According to Fincher, her office in particular vows to have been take charge when it comes to reminding patients with chronic diseases who have missed follow-up appointments or have laboratory tests to reschedule. She states they are also proactive as far as calling patients who may have run out of medication. Dr. Fincher states that the majority of delays have been at the fault of the patient postponing appointments. Her office has been open during the entirety of the pandemic, and provides telehealth appointments, as well as in-person visits that follow the CDC’s suggested safety precautions.
One article published online on Frontiers in Psychology during September of 2020, similarly talks about the “devastating ripple effects of the COVID-19 crisis.” Written by Michaéla C. Schippers, she believes it to be “expected that hundreds of millions of people will die from hunger and postponed medical treatments.” However, there is no current data backing the numerical validity of her prediction, but there is research that seems to support her claims surrounding the possible negative effects the lockdown may have on an individual’s mental health, along with the dangers surrounding delayed health care.
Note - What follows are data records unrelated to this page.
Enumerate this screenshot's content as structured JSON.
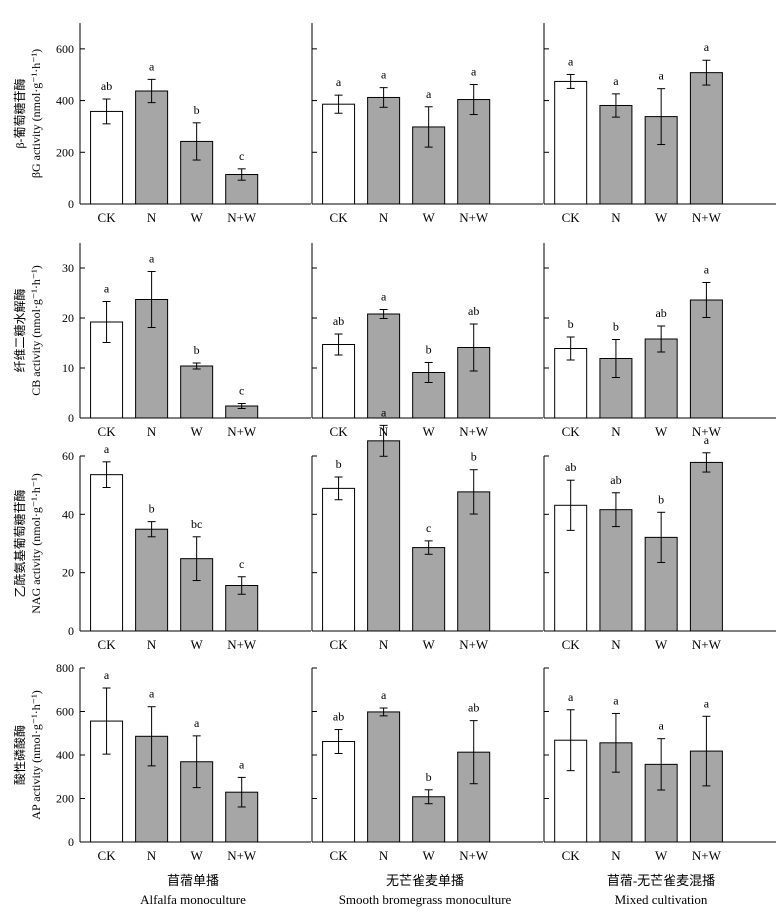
{
  "columns": [
    {
      "label_zh": "苜蓿单播",
      "label_en": "Alfalfa monoculture"
    },
    {
      "label_zh": "无芒雀麦单播",
      "label_en": "Smooth bromegrass monoculture"
    },
    {
      "label_zh": "苜蓿-无芒雀麦混播",
      "label_en": "Mixed cultivation"
    }
  ],
  "colors": {
    "control_fill": "#ffffff",
    "treatment_fill": "#a6a6a6",
    "stroke": "#000000"
  },
  "chart_data": [
    {
      "type": "bar",
      "row": 0,
      "ylabel_zh": "β-葡萄糖苷酶",
      "ylabel_en": "βG activity (nmol·g⁻¹·h⁻¹)",
      "ylim": [
        0,
        700
      ],
      "yticks": [
        0,
        200,
        400,
        600
      ],
      "categories": [
        "CK",
        "N",
        "W",
        "N+W"
      ],
      "panels": [
        {
          "values": [
            358,
            437,
            242,
            114
          ],
          "errors": [
            48,
            45,
            72,
            22
          ],
          "letters": [
            "ab",
            "a",
            "b",
            "c"
          ]
        },
        {
          "values": [
            386,
            412,
            298,
            404
          ],
          "errors": [
            35,
            38,
            78,
            58
          ],
          "letters": [
            "a",
            "a",
            "a",
            "a"
          ]
        },
        {
          "values": [
            474,
            381,
            338,
            508
          ],
          "errors": [
            27,
            45,
            108,
            48
          ],
          "letters": [
            "a",
            "a",
            "a",
            "a"
          ]
        }
      ]
    },
    {
      "type": "bar",
      "row": 1,
      "ylabel_zh": "纤维二糖水解酶",
      "ylabel_en": "CB activity (nmol·g⁻¹·h⁻¹)",
      "ylim": [
        0,
        35
      ],
      "yticks": [
        0,
        10,
        20,
        30
      ],
      "categories": [
        "CK",
        "N",
        "W",
        "N+W"
      ],
      "panels": [
        {
          "values": [
            19.2,
            23.7,
            10.4,
            2.4
          ],
          "errors": [
            4.1,
            5.6,
            0.6,
            0.5
          ],
          "letters": [
            "a",
            "a",
            "b",
            "c"
          ]
        },
        {
          "values": [
            14.7,
            20.8,
            9.1,
            14.1
          ],
          "errors": [
            2.1,
            0.9,
            2.0,
            4.7
          ],
          "letters": [
            "ab",
            "a",
            "b",
            "ab"
          ]
        },
        {
          "values": [
            13.9,
            11.9,
            15.8,
            23.6
          ],
          "errors": [
            2.3,
            3.8,
            2.6,
            3.5
          ],
          "letters": [
            "b",
            "b",
            "ab",
            "a"
          ]
        }
      ]
    },
    {
      "type": "bar",
      "row": 2,
      "ylabel_zh": "乙酰氨基葡萄糖苷酶",
      "ylabel_en": "NAG activity (nmol·g⁻¹·h⁻¹)",
      "ylim": [
        0,
        60
      ],
      "yticks": [
        0,
        20,
        40,
        60
      ],
      "categories": [
        "CK",
        "N",
        "W",
        "N+W"
      ],
      "panels": [
        {
          "values": [
            53.6,
            34.9,
            24.8,
            15.6
          ],
          "errors": [
            4.4,
            2.6,
            7.5,
            3.0
          ],
          "letters": [
            "a",
            "b",
            "bc",
            "c"
          ]
        },
        {
          "values": [
            48.9,
            65.2,
            28.6,
            47.7
          ],
          "errors": [
            3.9,
            5.3,
            2.3,
            7.6
          ],
          "letters": [
            "b",
            "a",
            "c",
            "b"
          ]
        },
        {
          "values": [
            43.1,
            41.6,
            32.1,
            57.8
          ],
          "errors": [
            8.6,
            5.8,
            8.6,
            3.3
          ],
          "letters": [
            "ab",
            "ab",
            "b",
            "a"
          ]
        }
      ]
    },
    {
      "type": "bar",
      "row": 3,
      "ylabel_zh": "酸性磷酸酶",
      "ylabel_en": "AP activity (nmol·g⁻¹·h⁻¹)",
      "ylim": [
        0,
        800
      ],
      "yticks": [
        0,
        200,
        400,
        600,
        800
      ],
      "categories": [
        "CK",
        "N",
        "W",
        "N+W"
      ],
      "panels": [
        {
          "values": [
            556,
            486,
            369,
            229
          ],
          "errors": [
            152,
            136,
            119,
            68
          ],
          "letters": [
            "a",
            "a",
            "a",
            "a"
          ]
        },
        {
          "values": [
            462,
            598,
            208,
            413
          ],
          "errors": [
            55,
            18,
            32,
            145
          ],
          "letters": [
            "ab",
            "a",
            "b",
            "ab"
          ]
        },
        {
          "values": [
            468,
            456,
            357,
            418
          ],
          "errors": [
            140,
            135,
            118,
            160
          ],
          "letters": [
            "a",
            "a",
            "a",
            "a"
          ]
        }
      ]
    }
  ]
}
Schippers believes many of the negative psychological effects crafted by the COVID-19 virus can be counteracted “by means of online life crafting therapeutic writing interventions,” and various other coping methods. She explains that life crafting expressive writing can generate positive emotions, be very self motivating, and ascribe new meaning to one’s life. It is the practice of writing about one’s ideal life and goals, including plans to achieve these goals. Schippers cites various sources to support her theory that these sorts of writing exercises may be productive in improving well-being. Some of the other positive coping strategies she mentions is healthy eating and exercise, as well as social support.
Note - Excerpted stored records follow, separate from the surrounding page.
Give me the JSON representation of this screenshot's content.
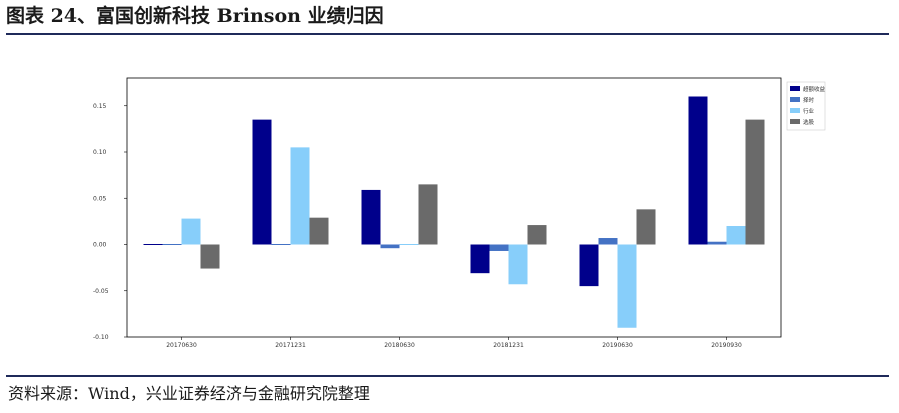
{
  "header": {
    "title": "图表 24、富国创新科技 Brinson 业绩归因"
  },
  "footer": {
    "source": "资料来源：Wind，兴业证券经济与金融研究院整理"
  },
  "chart_data": {
    "type": "bar",
    "categories": [
      "20170630",
      "20171231",
      "20180630",
      "20181231",
      "20190630",
      "20190930"
    ],
    "series": [
      {
        "name": "超额收益",
        "color": "#00008b",
        "values": [
          0.0,
          0.135,
          0.059,
          -0.031,
          -0.045,
          0.16
        ]
      },
      {
        "name": "择时",
        "color": "#4472c4",
        "values": [
          0.001,
          0.0,
          -0.004,
          -0.007,
          0.007,
          0.003
        ]
      },
      {
        "name": "行业",
        "color": "#87cefa",
        "values": [
          0.028,
          0.105,
          0.0,
          -0.043,
          -0.09,
          0.02
        ]
      },
      {
        "name": "选股",
        "color": "#6a6a6a",
        "values": [
          -0.026,
          0.029,
          0.065,
          0.021,
          0.038,
          0.135
        ]
      }
    ],
    "ylim": [
      -0.1,
      0.18
    ],
    "yticks": [
      -0.1,
      -0.05,
      0.0,
      0.05,
      0.1,
      0.15
    ],
    "ytick_labels": [
      "-0.10",
      "-0.05",
      "0.00",
      "0.05",
      "0.10",
      "0.15"
    ],
    "xlabel": "",
    "ylabel": "",
    "grid": false,
    "legend_position": "top-right"
  }
}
She ends her article with several suggestions, one of which advocates for the government to provide the public with more information about effective coping methods. Schippers also states that her hope is that “the negative side effects will, to some extent, be counteracted via smart interventions and community care.”
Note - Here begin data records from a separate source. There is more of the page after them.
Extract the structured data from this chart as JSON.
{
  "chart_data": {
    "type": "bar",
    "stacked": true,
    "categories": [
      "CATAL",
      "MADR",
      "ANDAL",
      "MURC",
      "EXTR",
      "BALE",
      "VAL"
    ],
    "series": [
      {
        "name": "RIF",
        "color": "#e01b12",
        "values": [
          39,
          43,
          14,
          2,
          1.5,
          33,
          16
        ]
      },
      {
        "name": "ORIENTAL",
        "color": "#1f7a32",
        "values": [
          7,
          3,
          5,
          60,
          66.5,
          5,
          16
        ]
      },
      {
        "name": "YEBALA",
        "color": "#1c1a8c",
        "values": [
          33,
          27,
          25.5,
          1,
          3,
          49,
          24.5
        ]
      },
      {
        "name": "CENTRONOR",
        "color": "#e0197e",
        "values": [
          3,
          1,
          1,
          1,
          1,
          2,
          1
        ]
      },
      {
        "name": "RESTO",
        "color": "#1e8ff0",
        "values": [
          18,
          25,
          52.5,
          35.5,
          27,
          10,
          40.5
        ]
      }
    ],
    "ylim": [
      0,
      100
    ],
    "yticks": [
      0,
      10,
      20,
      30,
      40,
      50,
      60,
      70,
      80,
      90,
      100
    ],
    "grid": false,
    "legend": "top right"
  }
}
As many are aware, chronic problems that are left on their own, whether they be mental or physical, can often result in internal damage. Many of the issues that have come from delayed and foregone appointments due to the COVID-19 pandemic have not been studied yet. As experts uncover and analyze further data surrounding patient outcomes, a better picture of these negative repercussions can be formed. Regardless, this teaches not to ignore or postpone healthcare appointments, whether they are physical or mental, all are important. Medical facilities have many procedures in place currently designed to protect themselves and the general public from further transmitting coronavirus, and if possible in one’s current situation, telehealth care services are highly recommended.